Phis: A time series plot of the window's position. The vertical axis is time (descending) and the horizontal axis is the sequence of ascii characters that the model is drawing.

One-hot windows: A time series of one-hot encodings produced by the attention mechanism. Again, the vertical axis is time. The horizontal axis what the model sees when it looks through the soft window.

Note that the bright stripes in the first plot are the model’s way of encoding the end of a pen stroke. We never hard-coded this behavior!


In [19]:
plt.figure(figsize=(8,4))
plt.title("How MDN $\pi$ values change over time", fontsize=15)
plt.xlabel("$\pi$ values", fontsize=15)
plt.ylabel("time step", fontsize=15)
plt.imshow(pis, interpolation='nearest', aspect='auto', cmap=cm.jet)


Out[19]:
<matplotlib.image.AxesImage at 0x7fe02b8768d0>

Mixture Density Network $\pi$ probabilities: Each element of the pis vector corresponds to the probability that the model will sample a point from that Gaussian component. Notice that the model has learned to draw from different distributions depending on what letters/strokes it is drawing


In [20]:
def gauss_plot(strokes, title, figsize = (20,2)):
    plt.figure(figsize=figsize)
    import matplotlib.mlab as mlab
    buff = 1 ; epsilon = 1e-4
    minx, maxx = np.min(strokes[:,0])-buff, np.max(strokes[:,0])+buff
    miny, maxy = np.min(strokes[:,1])-buff, np.max(strokes[:,1])+buff
    delta = abs(maxx-minx)/400. ;

    x = np.arange(minx, maxx, delta)
    y = np.arange(miny, maxy, delta)
    X, Y = np.meshgrid(x, y)
    Z = np.zeros_like(X)
    for i in range(strokes.shape[0]):
        gauss = mlab.bivariate_normal(X, Y, mux=strokes[i,0], muy=strokes[i,1], \
            sigmax=strokes[i,2], sigmay=strokes[i,3], sigmaxy=0) # sigmaxy=strokes[i,4] gives error
        Z += gauss/(np.max(gauss) + epsilon)

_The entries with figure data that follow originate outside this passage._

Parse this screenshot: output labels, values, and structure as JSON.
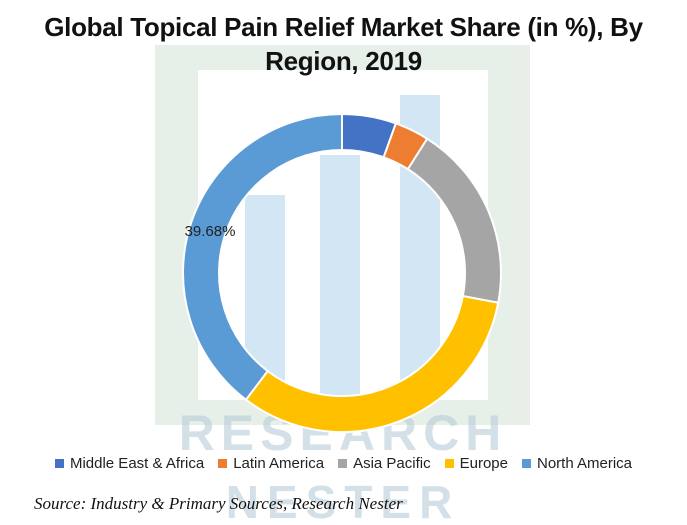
{
  "chart_data": {
    "type": "pie",
    "title": "Global Topical Pain Relief Market Share (in %), By Region, 2019",
    "categories": [
      "Middle East & Africa",
      "Latin America",
      "Asia Pacific",
      "Europe",
      "North America"
    ],
    "values": [
      5.5,
      3.5,
      19.0,
      32.32,
      39.68
    ],
    "colors": [
      "#4472C4",
      "#ED7D31",
      "#A5A5A5",
      "#FFC000",
      "#5B9BD5"
    ],
    "data_labels": [
      {
        "category": "North America",
        "text": "39.68%"
      }
    ],
    "legend_position": "bottom",
    "hole": true
  },
  "watermark": {
    "line1": "RESEARCH",
    "line2": "NESTER"
  },
  "source": "Source: Industry & Primary Sources, Research Nester"
}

    plt.title(title, fontsize=20)
    plt.imshow(Z)
    
gauss_plot(strokes, "Stroke probability", figsize = (2*model.ascii_steps,4))


Stroke probability: The model as learned to predict diffuse distributions at the beginning of pen strokes and peaky distributions in the middle (where uncertainty in the next point's location is much lower)


In [21]:
# plots the stroke data (handwriting!)
def line_plot(strokes, title, figsize = (20,2)):
    plt.figure(figsize=figsize)
    eos_preds = np.where(strokes[:,-1] == 1)
    eos_preds = [0] + list(eos_preds[0]) + [-1] #add start and end indices
    for i in range(len(eos_preds)-1):
        start = eos_preds[i]+1
        stop = eos_preds[i+1]
        plt.plot(strokes[start:stop,0], strokes[start:stop,1],'b-', linewidth=2.0) #draw a stroke
    plt.title(title,  fontsize=20)
    plt.gca().invert_yaxis()
    plt.show()
    
line_plot(strokes, 'Line plot: "{}"'.format(args.text), figsize=(model.ascii_steps,2))


Line plot: Last but not least, let's generate some handwriting. Since the LSTMs' states start out as zeros, the model generally chooses a random style and then maintains that style for the rest of the sample. If you repeat the sampling a couple times, you'll see everything from messy, scrawling cursive to neat print. Each 'style' comes from one of the writers of the dataset.